Le controdeduzioni degli Stati democratici
Gli avvocati che rappresentano gli Stati di Washington, Arizona e Oregon, che hanno impugnato l’ordine esecutivo, hanno chiesto alla Corte Suprema di respingere la richiesta dell’Amministrazione.
In un documento presentato dinanzi alla Corte, hanno definito la critica alle ingiunzioni nazionali una “richiesta miope”, che non rispetta le norme vigenti per la concessione della sospensione.
“Seguire la legge come è stata compresa per oltre 125 anni non è un’emergenza che giustifichi il rimedio straordinario di una sospensione”, si legge nella memoria difensiva.
Gli Stati ricorrenti ritengono che l’ordine esecutivo violi chiaramente il 14° Emendamento e che la sua applicazione possa arrecare danni irreparabili alle persone coinvolte, motivo per cui ritengono legittime le ingiunzioni estese a tutto il Paese.
Una questione di portata costituzionale
La decisione della Corte Suprema di intervenire direttamente nel caso sottolinea la rilevanza del dibattito in corso.
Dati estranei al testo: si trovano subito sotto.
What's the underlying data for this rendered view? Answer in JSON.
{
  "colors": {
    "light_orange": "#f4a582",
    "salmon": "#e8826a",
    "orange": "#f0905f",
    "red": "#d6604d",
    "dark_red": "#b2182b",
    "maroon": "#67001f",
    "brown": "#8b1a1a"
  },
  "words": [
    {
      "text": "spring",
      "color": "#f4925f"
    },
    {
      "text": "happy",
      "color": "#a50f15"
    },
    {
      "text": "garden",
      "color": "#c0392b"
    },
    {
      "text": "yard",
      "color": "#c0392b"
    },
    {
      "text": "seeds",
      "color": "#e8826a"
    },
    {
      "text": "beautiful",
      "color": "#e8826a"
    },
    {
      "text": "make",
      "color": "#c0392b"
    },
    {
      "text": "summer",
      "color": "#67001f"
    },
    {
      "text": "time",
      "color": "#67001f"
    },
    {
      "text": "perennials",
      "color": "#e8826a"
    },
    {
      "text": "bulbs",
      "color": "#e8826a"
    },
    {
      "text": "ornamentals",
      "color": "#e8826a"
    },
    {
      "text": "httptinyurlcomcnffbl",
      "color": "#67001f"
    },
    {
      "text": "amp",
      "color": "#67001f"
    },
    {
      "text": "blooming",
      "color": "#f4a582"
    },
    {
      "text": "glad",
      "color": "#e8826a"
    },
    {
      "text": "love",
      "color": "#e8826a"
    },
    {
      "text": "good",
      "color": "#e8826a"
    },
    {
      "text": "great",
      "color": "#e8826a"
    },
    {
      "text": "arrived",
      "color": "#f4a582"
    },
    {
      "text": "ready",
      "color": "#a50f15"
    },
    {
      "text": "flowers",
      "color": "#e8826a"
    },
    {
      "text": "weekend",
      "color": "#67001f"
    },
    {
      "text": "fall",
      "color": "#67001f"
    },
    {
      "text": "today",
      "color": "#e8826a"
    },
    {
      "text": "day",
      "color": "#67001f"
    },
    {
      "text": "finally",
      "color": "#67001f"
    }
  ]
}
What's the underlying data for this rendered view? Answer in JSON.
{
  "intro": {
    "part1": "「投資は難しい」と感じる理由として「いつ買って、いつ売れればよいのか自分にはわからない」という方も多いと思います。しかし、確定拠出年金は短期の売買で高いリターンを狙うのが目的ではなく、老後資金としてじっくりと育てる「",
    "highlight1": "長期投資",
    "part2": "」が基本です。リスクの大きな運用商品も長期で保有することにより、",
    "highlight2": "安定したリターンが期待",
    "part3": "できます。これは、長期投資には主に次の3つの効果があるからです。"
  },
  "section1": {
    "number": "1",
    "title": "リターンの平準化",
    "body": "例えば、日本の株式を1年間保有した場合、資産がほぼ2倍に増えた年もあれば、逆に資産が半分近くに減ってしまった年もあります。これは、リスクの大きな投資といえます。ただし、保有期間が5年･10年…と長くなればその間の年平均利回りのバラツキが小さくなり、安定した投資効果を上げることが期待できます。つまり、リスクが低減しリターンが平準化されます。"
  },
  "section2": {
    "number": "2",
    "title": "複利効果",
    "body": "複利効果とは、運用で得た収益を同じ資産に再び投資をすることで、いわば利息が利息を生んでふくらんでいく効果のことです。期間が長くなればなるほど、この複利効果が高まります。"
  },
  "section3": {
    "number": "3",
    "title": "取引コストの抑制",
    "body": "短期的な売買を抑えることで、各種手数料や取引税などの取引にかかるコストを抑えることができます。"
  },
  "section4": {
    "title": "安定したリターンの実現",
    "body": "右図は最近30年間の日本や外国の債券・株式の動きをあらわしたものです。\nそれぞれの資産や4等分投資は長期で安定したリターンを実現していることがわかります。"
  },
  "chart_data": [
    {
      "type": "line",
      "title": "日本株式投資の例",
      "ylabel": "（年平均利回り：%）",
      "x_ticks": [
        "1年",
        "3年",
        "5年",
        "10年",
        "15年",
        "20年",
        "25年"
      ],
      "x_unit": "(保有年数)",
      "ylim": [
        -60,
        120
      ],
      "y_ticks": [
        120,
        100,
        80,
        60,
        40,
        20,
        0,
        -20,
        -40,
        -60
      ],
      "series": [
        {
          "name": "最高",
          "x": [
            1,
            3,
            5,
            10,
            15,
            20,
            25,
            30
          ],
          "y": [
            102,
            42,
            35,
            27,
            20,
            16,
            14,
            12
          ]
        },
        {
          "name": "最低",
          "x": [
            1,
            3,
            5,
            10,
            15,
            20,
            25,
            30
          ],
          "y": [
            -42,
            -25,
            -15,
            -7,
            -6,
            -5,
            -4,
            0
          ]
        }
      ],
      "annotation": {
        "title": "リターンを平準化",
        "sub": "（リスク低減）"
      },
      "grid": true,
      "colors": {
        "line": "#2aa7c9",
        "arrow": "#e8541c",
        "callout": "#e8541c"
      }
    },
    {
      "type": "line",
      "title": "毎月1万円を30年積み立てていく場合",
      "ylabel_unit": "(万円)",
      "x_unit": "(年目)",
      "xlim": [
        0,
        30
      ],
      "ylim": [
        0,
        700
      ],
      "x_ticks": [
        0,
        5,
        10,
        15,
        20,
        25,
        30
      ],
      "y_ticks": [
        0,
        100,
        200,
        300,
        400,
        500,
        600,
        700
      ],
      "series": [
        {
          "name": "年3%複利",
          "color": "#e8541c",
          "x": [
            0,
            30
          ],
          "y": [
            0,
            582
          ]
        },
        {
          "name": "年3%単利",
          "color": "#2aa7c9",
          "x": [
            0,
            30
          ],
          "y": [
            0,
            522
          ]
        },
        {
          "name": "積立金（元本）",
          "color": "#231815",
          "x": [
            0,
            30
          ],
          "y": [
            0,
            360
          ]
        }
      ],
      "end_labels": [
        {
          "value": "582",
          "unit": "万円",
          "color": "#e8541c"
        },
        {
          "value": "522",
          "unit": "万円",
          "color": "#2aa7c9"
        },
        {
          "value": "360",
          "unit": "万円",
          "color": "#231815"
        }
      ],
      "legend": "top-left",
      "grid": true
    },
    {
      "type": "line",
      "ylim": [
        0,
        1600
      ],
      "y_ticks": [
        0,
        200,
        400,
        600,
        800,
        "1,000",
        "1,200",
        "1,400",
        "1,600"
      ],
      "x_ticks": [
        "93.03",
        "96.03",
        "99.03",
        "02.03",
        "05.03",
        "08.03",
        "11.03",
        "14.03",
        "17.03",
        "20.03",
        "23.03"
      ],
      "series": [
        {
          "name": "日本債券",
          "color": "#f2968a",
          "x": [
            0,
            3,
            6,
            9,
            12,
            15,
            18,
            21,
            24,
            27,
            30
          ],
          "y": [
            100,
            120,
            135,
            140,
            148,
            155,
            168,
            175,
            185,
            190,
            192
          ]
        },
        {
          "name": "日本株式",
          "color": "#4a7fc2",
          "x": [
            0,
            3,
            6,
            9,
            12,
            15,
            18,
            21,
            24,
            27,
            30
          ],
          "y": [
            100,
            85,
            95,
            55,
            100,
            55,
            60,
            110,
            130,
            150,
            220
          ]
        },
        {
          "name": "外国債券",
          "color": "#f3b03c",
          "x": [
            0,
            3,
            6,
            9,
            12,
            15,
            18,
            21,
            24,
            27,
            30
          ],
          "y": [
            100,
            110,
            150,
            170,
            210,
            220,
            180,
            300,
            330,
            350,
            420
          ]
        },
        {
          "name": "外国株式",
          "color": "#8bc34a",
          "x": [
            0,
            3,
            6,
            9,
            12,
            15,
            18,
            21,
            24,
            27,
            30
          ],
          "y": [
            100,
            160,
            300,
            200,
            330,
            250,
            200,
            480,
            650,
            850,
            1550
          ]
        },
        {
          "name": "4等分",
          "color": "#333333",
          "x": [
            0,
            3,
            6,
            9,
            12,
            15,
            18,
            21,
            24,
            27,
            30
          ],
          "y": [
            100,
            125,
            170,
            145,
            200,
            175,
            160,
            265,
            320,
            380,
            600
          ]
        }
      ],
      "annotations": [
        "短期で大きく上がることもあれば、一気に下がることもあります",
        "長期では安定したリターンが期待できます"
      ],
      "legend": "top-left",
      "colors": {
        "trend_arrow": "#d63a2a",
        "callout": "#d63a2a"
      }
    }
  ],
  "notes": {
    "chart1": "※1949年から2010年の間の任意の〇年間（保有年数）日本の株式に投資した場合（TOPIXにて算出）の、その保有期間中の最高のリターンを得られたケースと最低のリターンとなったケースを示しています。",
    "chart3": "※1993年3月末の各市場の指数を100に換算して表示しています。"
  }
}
La questione non riguarda soltanto l’interpretazione del 14° Emendamento, ma anche, quindi, l’equilibrio tra potere esecutivo e giudiziario, nonché l’uso delle ingiunzioni nazionali come strumento di controllo sulle politiche federali.
La sentenza che seguirà l’audizione di metà maggio potrà quindi avere implicazioni significative non solo per la cittadinanza per nascita, ma anche per il ruolo stesso dei tribunali federali nel controllo dell’attività del governo centrale.